By: Jackson Kiland
Since being in Guatemala, I have noticed that the authentic Guatemalan culture has been pushed out by the growth and expansion of tourism. Much like an invasive species, foreign countries seem to invade Guatemala. They destroy and strangle its real identity, leaving nothing but a twisted foreign perspective. Cities like San Pedro and Antigua look more like foreign countries than of their original culture. When walking around San Pedro and Antigua there are many tattoo parlors or bars, all run by foreigners – so, in some places, the people profiting off tourism are not even Guatemalan. When a tourist comes to Guatemala their money is most likely not going to support the authentic culture, but the fake plastic reality created by tourism itself. We have pushed our own culture on to the lives of others, which in Guatemala’s case is not beneficial. This is because the United States has led the government of Guatemala to prioritize their economy over their own people, especially because of the role we played with the United Fruit Company. The roads that are nicely paved are the roads used to transport goods like fruit. The cities that are taken care of are only the fake plastic towns that provide economic value through tourism. Due to the Guatemalan government being put into a position to favor the economy, a lack of equal opportunity is created among citizens. Individuals living in remote villages do not have access to the same resources or education as the citizens that live in in areas of large economic value do. Leaving the citizens of those remote villages economically stranded with little to no political representation. Throughout this whole experience I have felt ashamed by the United States and capitalism’s negative impact on Guatemala. Although I believe that it is important to visit different cultures, I have reflected that there are better ways to do so.

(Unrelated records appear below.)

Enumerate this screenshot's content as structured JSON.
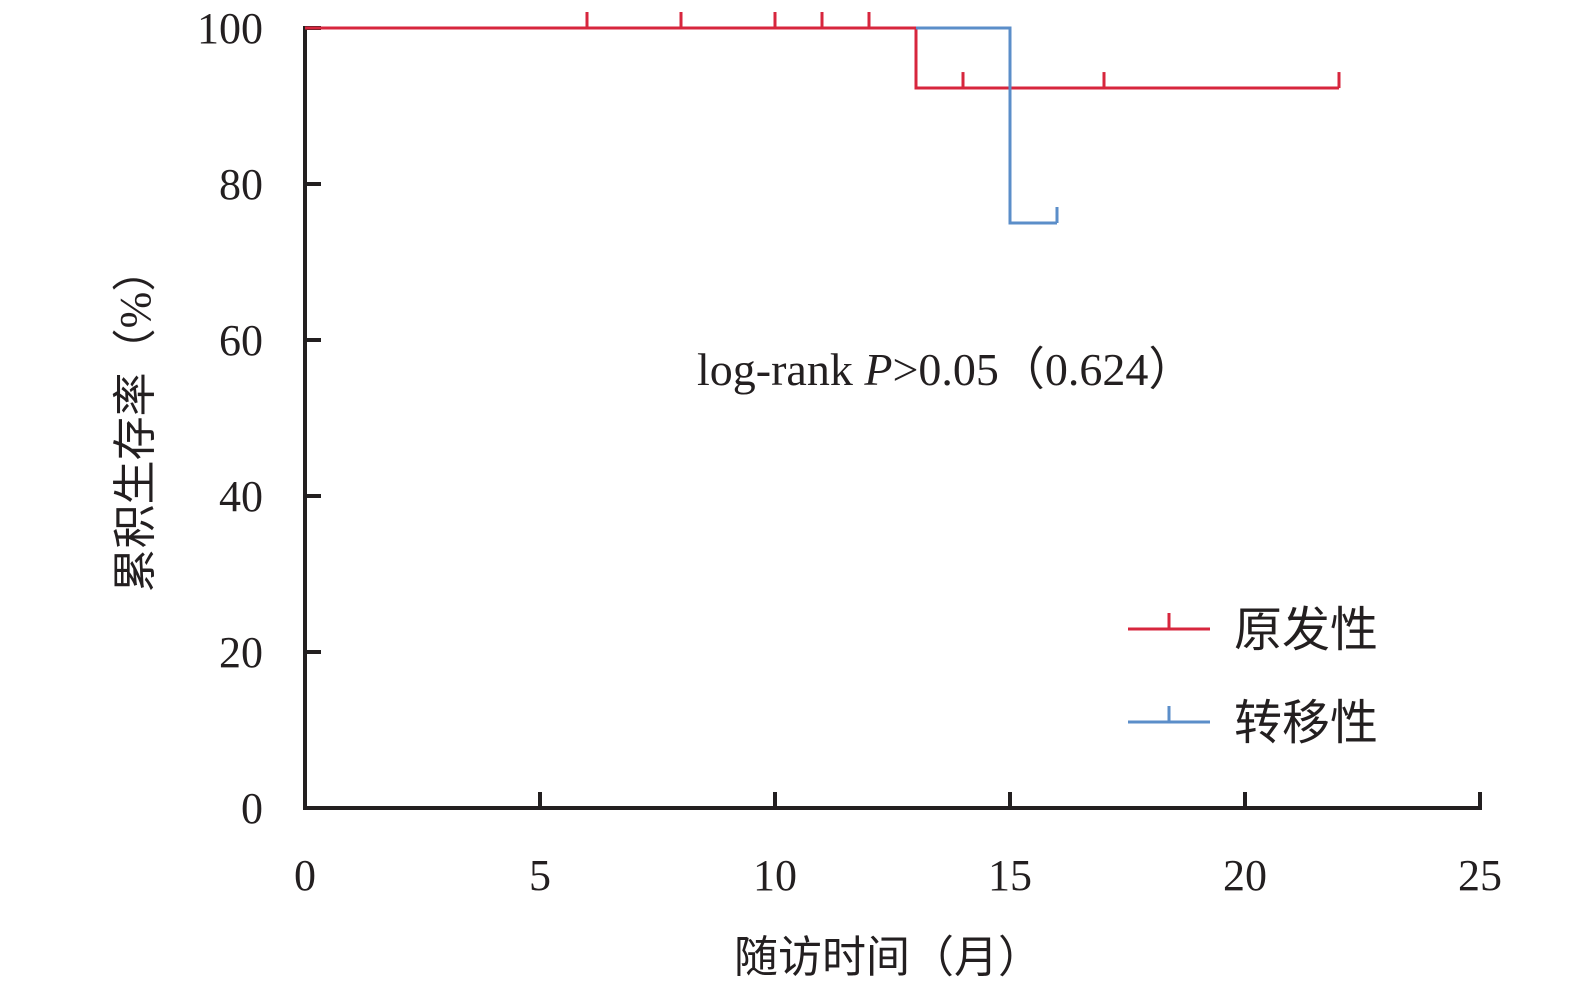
{
  "chart_data": {
    "type": "line",
    "subtype": "kaplan-meier",
    "xlabel": "随访时间（月）",
    "ylabel": "累积生存率（%）",
    "xlim": [
      0,
      25
    ],
    "ylim": [
      0,
      100
    ],
    "xticks": [
      0,
      5,
      10,
      15,
      20,
      25
    ],
    "yticks": [
      0,
      20,
      40,
      60,
      80,
      100
    ],
    "grid": false,
    "legend_position": "bottom-right",
    "annotation": {
      "prefix": "log-rank ",
      "p_symbol": "P",
      "suffix": ">0.05（0.624）"
    },
    "series": [
      {
        "name": "原发性",
        "color": "#d7263d",
        "steps": [
          [
            0,
            100
          ],
          [
            13,
            100
          ],
          [
            13,
            92.3
          ],
          [
            22,
            92.3
          ]
        ],
        "censored": [
          [
            6,
            100
          ],
          [
            8,
            100
          ],
          [
            10,
            100
          ],
          [
            11,
            100
          ],
          [
            12,
            100
          ],
          [
            14,
            92.3
          ],
          [
            15,
            92.3
          ],
          [
            17,
            92.3
          ],
          [
            22,
            92.3
          ]
        ]
      },
      {
        "name": "转移性",
        "color": "#5b8ec9",
        "steps": [
          [
            13,
            100
          ],
          [
            15,
            100
          ],
          [
            15,
            75
          ],
          [
            16,
            75
          ]
        ],
        "censored": [
          [
            16,
            75
          ]
        ]
      }
    ]
  }
}
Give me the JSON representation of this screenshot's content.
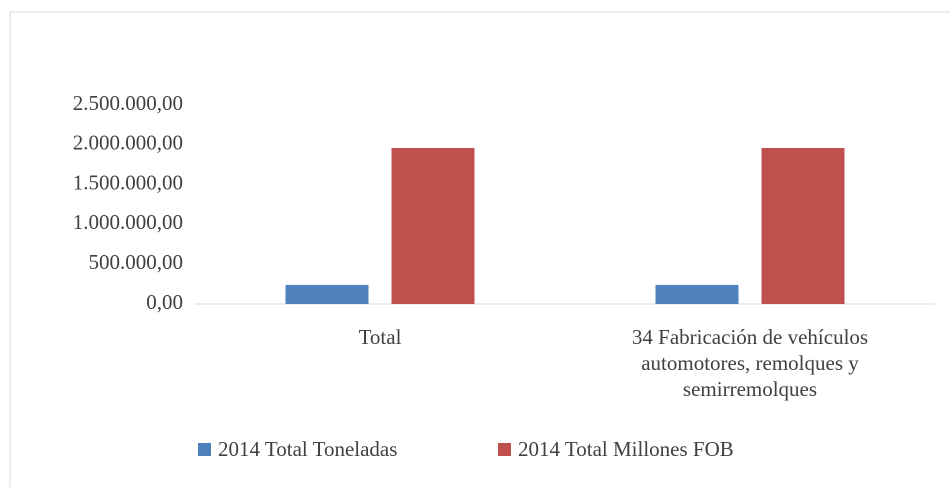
{
  "chart_data": {
    "type": "bar",
    "categories": [
      "Total",
      "34 Fabricación de vehículos automotores, remolques y semirremolques"
    ],
    "series": [
      {
        "name": "2014 Total Toneladas",
        "color": "#4f81bd",
        "values": [
          240000,
          240000
        ]
      },
      {
        "name": "2014 Total Millones FOB",
        "color": "#c0504d",
        "values": [
          1960000,
          1960000
        ]
      }
    ],
    "ylim": [
      0,
      2500000
    ],
    "yticks": [
      {
        "value": 0,
        "label": "0,00"
      },
      {
        "value": 500000,
        "label": "500.000,00"
      },
      {
        "value": 1000000,
        "label": "1.000.000,00"
      },
      {
        "value": 1500000,
        "label": "1.500.000,00"
      },
      {
        "value": 2000000,
        "label": "2.000.000,00"
      },
      {
        "value": 2500000,
        "label": "2.500.000,00"
      }
    ],
    "grid": false,
    "legend": "bottom"
  }
}
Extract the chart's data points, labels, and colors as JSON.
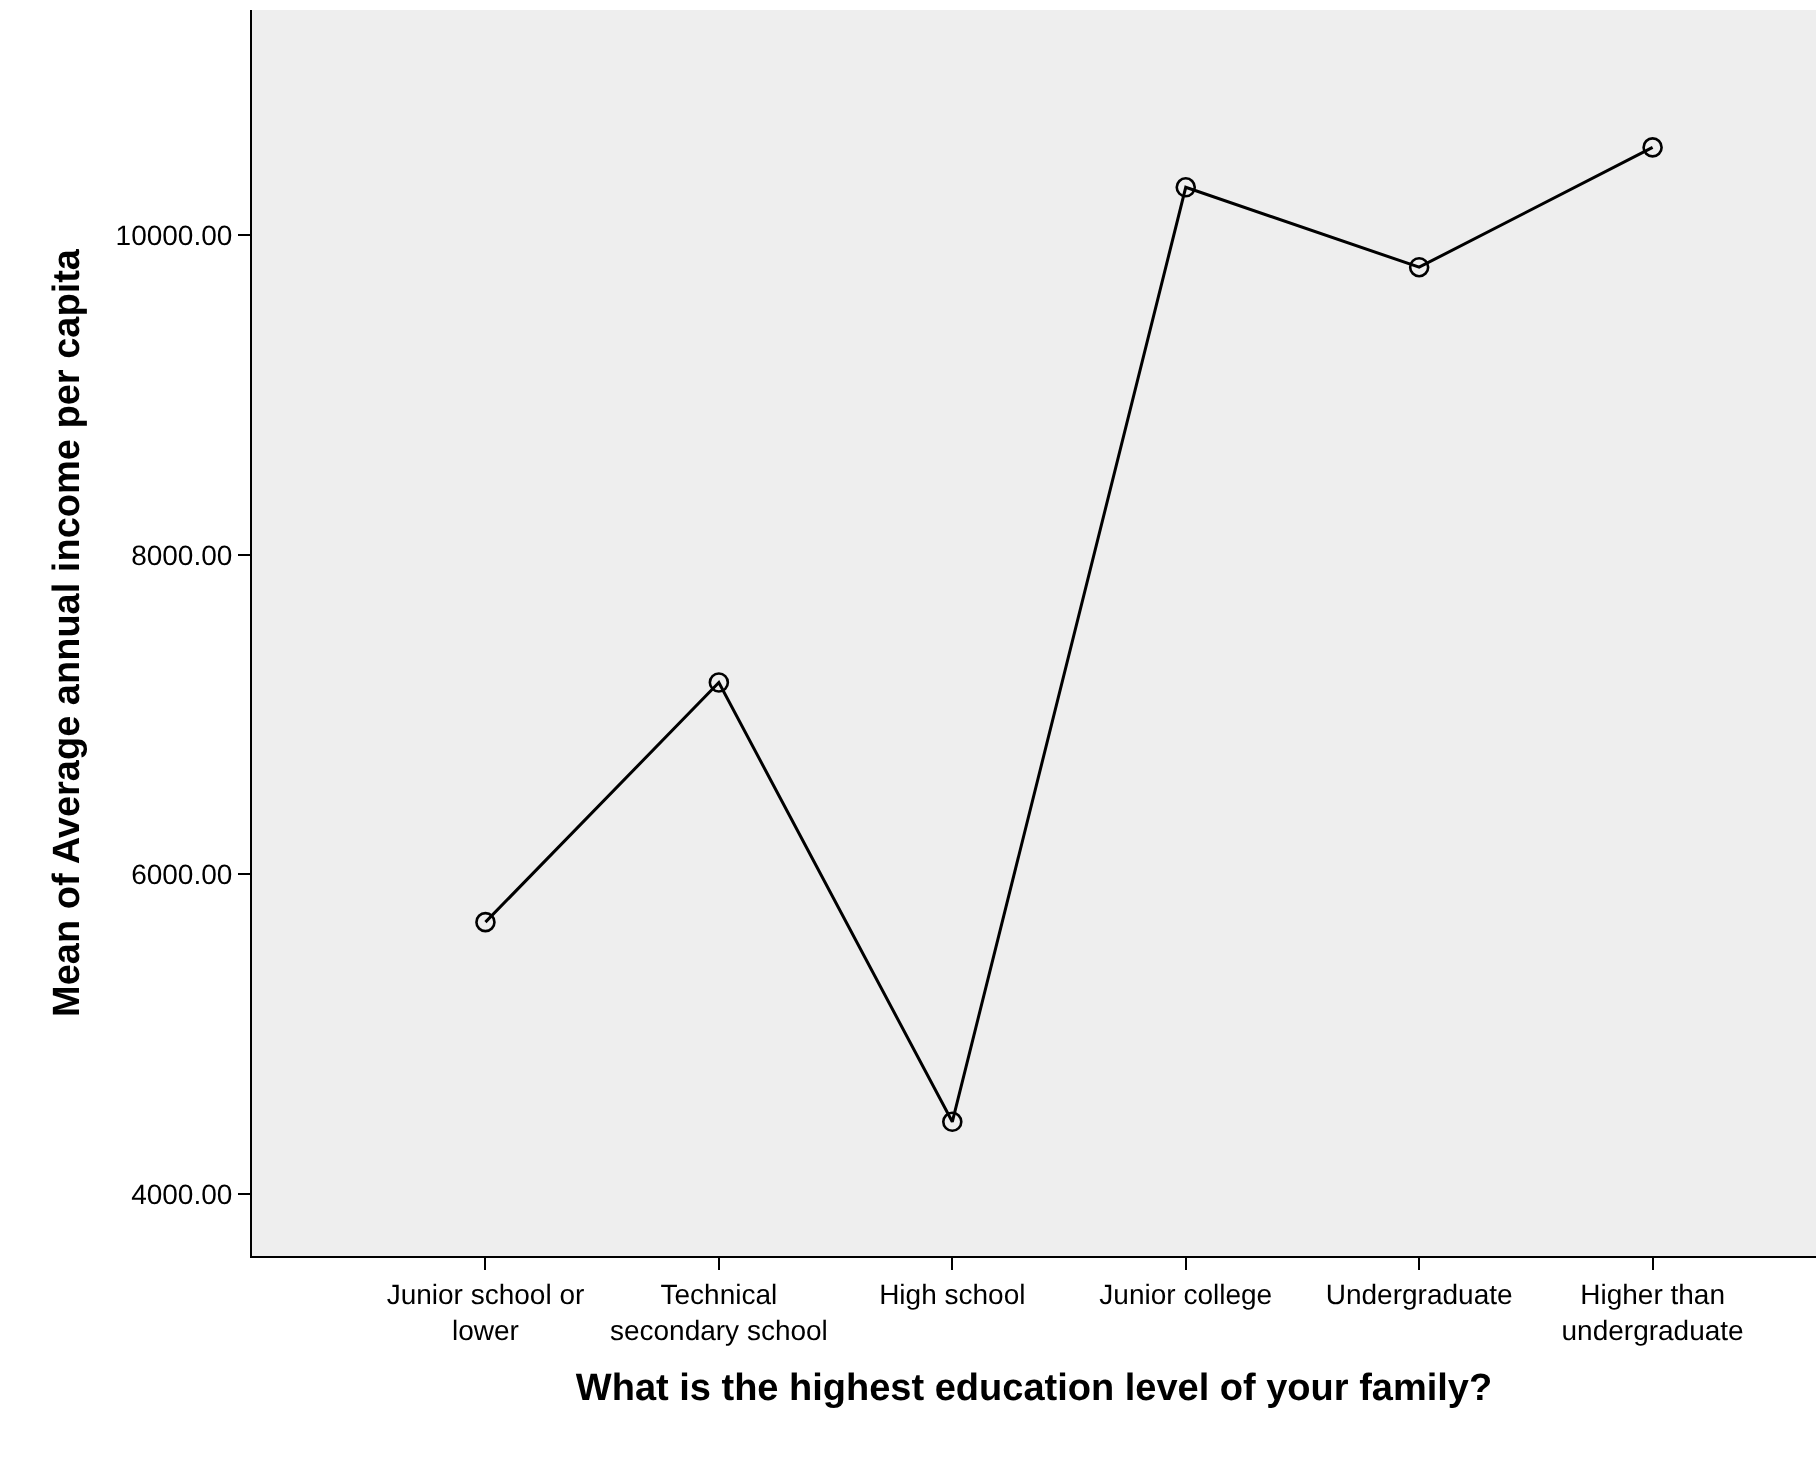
{
  "chart_data": {
    "type": "line",
    "xlabel": "What is the highest education level of your family?",
    "ylabel": "Mean of Average annual income per capita",
    "categories": [
      "Junior school or lower",
      "Technical secondary school",
      "High school",
      "Junior college",
      "Undergraduate",
      "Higher than undergraduate"
    ],
    "series": [
      {
        "color": "#000000",
        "values": [
          5700,
          7200,
          4450,
          10300,
          9800,
          10550
        ]
      }
    ],
    "ylim": [
      3610,
      11410
    ],
    "yticks": [
      {
        "value": 4000,
        "label": "4000.00"
      },
      {
        "value": 6000,
        "label": "6000.00"
      },
      {
        "value": 8000,
        "label": "8000.00"
      },
      {
        "value": 10000,
        "label": "10000.00"
      }
    ],
    "grid": false,
    "marker": "circle",
    "line_style": "solid"
  }
}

I believe the best way to visit countries like Guatemala without contributing to the removal of local culture is by being mindful of the places you visit, by making sure you are supporting a local family or business, and learning about the differences between a tourist experience and a cultural experience. The strange “comfort” that San Pedro and Antigua provide may be appealing, but do not accurately represent the true culture of Guatemala. For me, places like Cerro de Oro are my favorite places to travel. I can build relationships and connect with individuals who’s culture is vastly different from my own. In the remote villages we are able to support local families, not foreign capitalism. By being surrounded by the authentic culture we are able to gain a much needed deeper experience. Although, some parts of this trip did not goes as I expected, I am grateful that I was able to continue my growth in becoming a more mindful and engaged global citizen.